La nomination de Virgil Abloh, créateur de la marque urbaine de luxe OffWhite, à la tête de Louis Vuitton homme vient confirmer ce virage de l’industrie, et témoigne d’un profond renouveau tant d’un point de vue créatif que structurel.Le streetwear et ses protagonistes séduisent les grandes maisons qui voient là l’occasion de revisiter leur image, et surtout une véritable porte d’entrée vers une jeune clientèle croissante, charmée par l’idée d’un luxe cool, casual, innovant.
L’alliance est-elle faite pour durer ?
C’est sans doute la question que se posent tous les observateurs et acteurs de l’industrie.Difficile de prévenir l’avenir du secteur mais certains indicateurs pointent vert et permettent néanmoins de risquer à quelques commentaires et spéculations.
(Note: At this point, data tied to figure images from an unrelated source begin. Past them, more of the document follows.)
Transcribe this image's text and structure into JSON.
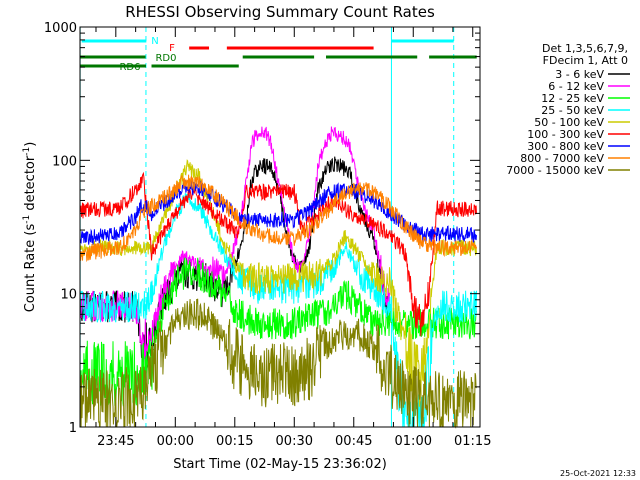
{
  "chart_data": {
    "type": "line",
    "title": "RHESSI Observing Summary Count Rates",
    "xlabel": "Start Time (02-May-15 23:36:02)",
    "ylabel_main": "Count Rate (s",
    "ylabel_sup": "-1",
    "ylabel_tail": " detector",
    "ylabel_sup2": "-1",
    "ylabel_close": ")",
    "yscale": "log",
    "ylim": [
      1,
      1000
    ],
    "xlim_minutes": [
      -24.03,
      76.83
    ],
    "x_unit": "minutes after 00:00 (03-May-15)",
    "x_ticks": [
      {
        "m": -15,
        "label": "23:45"
      },
      {
        "m": 0,
        "label": "00:00"
      },
      {
        "m": 15,
        "label": "00:15"
      },
      {
        "m": 30,
        "label": "00:30"
      },
      {
        "m": 45,
        "label": "00:45"
      },
      {
        "m": 60,
        "label": "01:00"
      },
      {
        "m": 75,
        "label": "01:15"
      }
    ],
    "y_ticks": [
      {
        "v": 1,
        "label": "1"
      },
      {
        "v": 10,
        "label": "10"
      },
      {
        "v": 100,
        "label": "100"
      },
      {
        "v": 1000,
        "label": "1000"
      }
    ],
    "legend_header": [
      "Det 1,3,5,6,7,9,",
      "FDecim 1, Att 0"
    ],
    "legend_position": "right",
    "flags": [
      {
        "label": "N",
        "color": "#00ffff",
        "segments": [
          [
            -23.6,
            -7.3
          ],
          [
            54.5,
            70.2
          ]
        ]
      },
      {
        "label": "F",
        "color": "#ff0000",
        "segments": [
          [
            3.5,
            8.5
          ],
          [
            13,
            50
          ]
        ]
      },
      {
        "label": "RD0",
        "color": "#007700",
        "segments": [
          [
            -24,
            -7.5
          ],
          [
            17,
            35
          ],
          [
            38,
            61
          ],
          [
            64,
            76
          ]
        ]
      },
      {
        "label": "RD6",
        "color": "#007700",
        "segments": [
          [
            -24,
            -7.4
          ],
          [
            -6,
            16
          ]
        ]
      }
    ],
    "vlines": [
      {
        "m": -24.0,
        "style": "solid",
        "color": "#00ffff"
      },
      {
        "m": -7.4,
        "style": "dashed",
        "color": "#00ffff"
      },
      {
        "m": 54.5,
        "style": "solid",
        "color": "#00ffff"
      },
      {
        "m": 70.2,
        "style": "dashed",
        "color": "#00ffff"
      }
    ],
    "footer_date": "25-Oct-2021 12:33",
    "series": [
      {
        "name": "3 - 6 keV",
        "color": "#000000",
        "points": [
          [
            -24,
            8
          ],
          [
            -10,
            8
          ],
          [
            -8,
            3.5
          ],
          [
            -6,
            4.5
          ],
          [
            -3,
            9
          ],
          [
            0,
            12
          ],
          [
            2,
            15
          ],
          [
            4,
            14
          ],
          [
            8,
            13
          ],
          [
            12,
            10
          ],
          [
            14,
            14
          ],
          [
            16,
            20
          ],
          [
            18,
            35
          ],
          [
            19,
            65
          ],
          [
            20,
            80
          ],
          [
            22,
            92
          ],
          [
            24,
            88
          ],
          [
            26,
            65
          ],
          [
            28,
            30
          ],
          [
            30,
            17
          ],
          [
            32,
            16
          ],
          [
            34,
            24
          ],
          [
            36,
            60
          ],
          [
            38,
            85
          ],
          [
            40,
            95
          ],
          [
            42,
            90
          ],
          [
            44,
            80
          ],
          [
            46,
            50
          ],
          [
            48,
            35
          ],
          [
            50,
            25
          ],
          [
            52,
            12
          ],
          [
            54,
            7
          ]
        ]
      },
      {
        "name": "6 - 12 keV",
        "color": "#ff00ff",
        "points": [
          [
            -24,
            8
          ],
          [
            -10,
            8
          ],
          [
            -8,
            3.5
          ],
          [
            -6,
            5
          ],
          [
            -3,
            11
          ],
          [
            0,
            16
          ],
          [
            2,
            20
          ],
          [
            4,
            17
          ],
          [
            8,
            16
          ],
          [
            12,
            13
          ],
          [
            14,
            18
          ],
          [
            16,
            30
          ],
          [
            18,
            70
          ],
          [
            19,
            120
          ],
          [
            20,
            150
          ],
          [
            22,
            170
          ],
          [
            24,
            140
          ],
          [
            26,
            70
          ],
          [
            28,
            35
          ],
          [
            30,
            17
          ],
          [
            32,
            15
          ],
          [
            34,
            30
          ],
          [
            36,
            90
          ],
          [
            38,
            140
          ],
          [
            40,
            165
          ],
          [
            42,
            150
          ],
          [
            44,
            130
          ],
          [
            46,
            70
          ],
          [
            48,
            40
          ],
          [
            50,
            30
          ],
          [
            52,
            14
          ],
          [
            54,
            8
          ]
        ]
      },
      {
        "name": "12 - 25 keV",
        "color": "#00ff00",
        "points": [
          [
            -24,
            2.5
          ],
          [
            -8,
            2.5
          ],
          [
            -6,
            3
          ],
          [
            -3,
            8
          ],
          [
            0,
            12
          ],
          [
            3,
            15
          ],
          [
            6,
            14
          ],
          [
            9,
            12
          ],
          [
            12,
            10
          ],
          [
            16,
            7
          ],
          [
            20,
            6
          ],
          [
            30,
            6
          ],
          [
            36,
            7
          ],
          [
            40,
            8
          ],
          [
            43,
            10
          ],
          [
            46,
            8
          ],
          [
            50,
            6
          ],
          [
            54,
            6
          ],
          [
            58,
            6
          ],
          [
            62,
            6
          ],
          [
            76,
            6
          ]
        ]
      },
      {
        "name": "25 - 50 keV",
        "color": "#00ffff",
        "points": [
          [
            -24,
            8
          ],
          [
            -8,
            8
          ],
          [
            -6,
            10
          ],
          [
            -3,
            22
          ],
          [
            0,
            40
          ],
          [
            3,
            52
          ],
          [
            6,
            45
          ],
          [
            9,
            30
          ],
          [
            12,
            20
          ],
          [
            16,
            13
          ],
          [
            20,
            11
          ],
          [
            30,
            11
          ],
          [
            36,
            12
          ],
          [
            40,
            15
          ],
          [
            43,
            22
          ],
          [
            46,
            15
          ],
          [
            50,
            11
          ],
          [
            54,
            8
          ],
          [
            58,
            1
          ],
          [
            62,
            1
          ],
          [
            66,
            8
          ],
          [
            76,
            8
          ]
        ]
      },
      {
        "name": "50 - 100 keV",
        "color": "#cccc00",
        "points": [
          [
            -24,
            22
          ],
          [
            -8,
            22
          ],
          [
            -6,
            22
          ],
          [
            -3,
            35
          ],
          [
            0,
            60
          ],
          [
            3,
            88
          ],
          [
            6,
            75
          ],
          [
            9,
            45
          ],
          [
            12,
            25
          ],
          [
            16,
            15
          ],
          [
            20,
            13
          ],
          [
            30,
            13
          ],
          [
            36,
            14
          ],
          [
            40,
            18
          ],
          [
            43,
            28
          ],
          [
            46,
            20
          ],
          [
            50,
            14
          ],
          [
            54,
            12
          ],
          [
            58,
            4
          ],
          [
            62,
            2
          ],
          [
            66,
            22
          ],
          [
            76,
            22
          ]
        ]
      },
      {
        "name": "100 - 300 keV",
        "color": "#ff0000",
        "points": [
          [
            -24,
            42
          ],
          [
            -14,
            44
          ],
          [
            -10,
            60
          ],
          [
            -8,
            75
          ],
          [
            -6,
            20
          ],
          [
            0,
            40
          ],
          [
            4,
            58
          ],
          [
            8,
            45
          ],
          [
            12,
            35
          ],
          [
            16,
            28
          ],
          [
            18,
            58
          ],
          [
            30,
            58
          ],
          [
            32,
            30
          ],
          [
            36,
            40
          ],
          [
            40,
            52
          ],
          [
            44,
            40
          ],
          [
            48,
            36
          ],
          [
            52,
            30
          ],
          [
            54,
            27
          ],
          [
            56,
            24
          ],
          [
            58,
            20
          ],
          [
            60,
            8
          ],
          [
            62,
            6
          ],
          [
            64,
            10
          ],
          [
            66,
            44
          ],
          [
            76,
            42
          ]
        ]
      },
      {
        "name": "300 - 800 keV",
        "color": "#0000ff",
        "points": [
          [
            -24,
            26
          ],
          [
            -14,
            28
          ],
          [
            -10,
            38
          ],
          [
            -8,
            48
          ],
          [
            -6,
            40
          ],
          [
            -2,
            50
          ],
          [
            2,
            62
          ],
          [
            6,
            62
          ],
          [
            10,
            52
          ],
          [
            14,
            42
          ],
          [
            16,
            36
          ],
          [
            24,
            36
          ],
          [
            30,
            36
          ],
          [
            34,
            42
          ],
          [
            38,
            55
          ],
          [
            42,
            60
          ],
          [
            46,
            58
          ],
          [
            50,
            50
          ],
          [
            54,
            40
          ],
          [
            58,
            33
          ],
          [
            62,
            28
          ],
          [
            66,
            28
          ],
          [
            76,
            28
          ]
        ]
      },
      {
        "name": "800 - 7000 keV",
        "color": "#ff8000",
        "points": [
          [
            -24,
            20
          ],
          [
            -14,
            22
          ],
          [
            -10,
            30
          ],
          [
            -8,
            42
          ],
          [
            -6,
            45
          ],
          [
            -2,
            55
          ],
          [
            2,
            68
          ],
          [
            6,
            68
          ],
          [
            10,
            55
          ],
          [
            14,
            42
          ],
          [
            18,
            32
          ],
          [
            22,
            28
          ],
          [
            26,
            26
          ],
          [
            30,
            26
          ],
          [
            34,
            30
          ],
          [
            38,
            40
          ],
          [
            42,
            55
          ],
          [
            46,
            63
          ],
          [
            50,
            58
          ],
          [
            54,
            45
          ],
          [
            58,
            32
          ],
          [
            62,
            24
          ],
          [
            66,
            22
          ],
          [
            76,
            22
          ]
        ]
      },
      {
        "name": "7000 - 15000 keV",
        "color": "#808000",
        "points": [
          [
            -24,
            1.6
          ],
          [
            -8,
            1.6
          ],
          [
            -6,
            2.5
          ],
          [
            -3,
            4
          ],
          [
            0,
            6
          ],
          [
            3,
            7
          ],
          [
            6,
            7
          ],
          [
            9,
            6
          ],
          [
            12,
            4.5
          ],
          [
            16,
            3
          ],
          [
            20,
            2.5
          ],
          [
            26,
            2.5
          ],
          [
            30,
            2.5
          ],
          [
            34,
            2.8
          ],
          [
            38,
            4
          ],
          [
            42,
            5
          ],
          [
            46,
            5
          ],
          [
            50,
            4
          ],
          [
            54,
            2.5
          ],
          [
            58,
            1.8
          ],
          [
            62,
            1.5
          ],
          [
            66,
            1.5
          ],
          [
            76,
            1.5
          ]
        ]
      }
    ]
  }
}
Démarrée il y a environ 4 ans, l’union fait mentir l’adage selon lequel l’amour dure trois ans. L’engouement constant autour des sneakers, tant du côté des marques que des consommateurs constitue déjà le révélateur d’une vraie évolution du marché. Plus qu’une simple tendance, c’est à présent une catégorie, comme l’affirmait déjà Bruce Pask, directeur du département homme chez Neiman Marcus. Les sneakers connaissent en effet, une croissance sans précédent sur le marché de la mode et du luxe, atteignant pour les modèles haut de gamme, des prix de 300 euros à plus de 8000 euros pour des éditions limitées. L’année dernière, les ventes représentaient 47% du marché (9 milliards d’euros selon la Fédération Française de la Chaussure).
A l’image de la basket, on remarque que le style décontracté qu’elle suggère et entraîne, semble s’installer confortablement dans les dernières collections. La boîte de Pandore est ouverte. Culture streetwear et esprit casual poursuivent leur percée sur le marché du luxe et intègrent progressivement les grandes marques qui voient en ces influences, un vivier de création inépuisable. Un phénomène également amplifié par une jeune génération de directeurs artistiques bercés par la culture hip-hop, à l’instar de Riccardo Tisci, Alexander Wang ou Virgil Abloh.
Mais, s’il s’agit résolument d’une stratégie payante pour l’industrie, cette union apparaît surtout comme une véritable opportunité pour le luxe, devenu plus innovant et plus attractif que jamais aux yeux des millenials et acheteurs de la génération Z. La luxurisation du streetwear dynamise et bouleverse le secteur, permettant à certaines marques de revenir sur le devant de la scène, comme par exemple la marque Fila redevenue en vogue. Ou encore Supreme dont les articles s’arrachent par le biais d’un système de liste d’attente évoquant le fonctionnement d’une marque de luxe. Elle offre de surcroît la possibilité aux jeunes marques de streewear et casual wear de faire grimper leur prix, se positionnant d’emblée sur un marché plus premium. Cette montée en gamme s’observe également chez mastodontes du sportswear, qui afin de rester compétitifs face aux marques de luxe, adoptent tous les codes propres à ces dernières : rareté grâce aux édition limitées, distribution sélective, et des prix plus élevés.
Lucrative à la fois les pour les grandes maisons et les équipementiers sportifs, la luxurisation du streetwear semble avoir de beaux jours devant elle.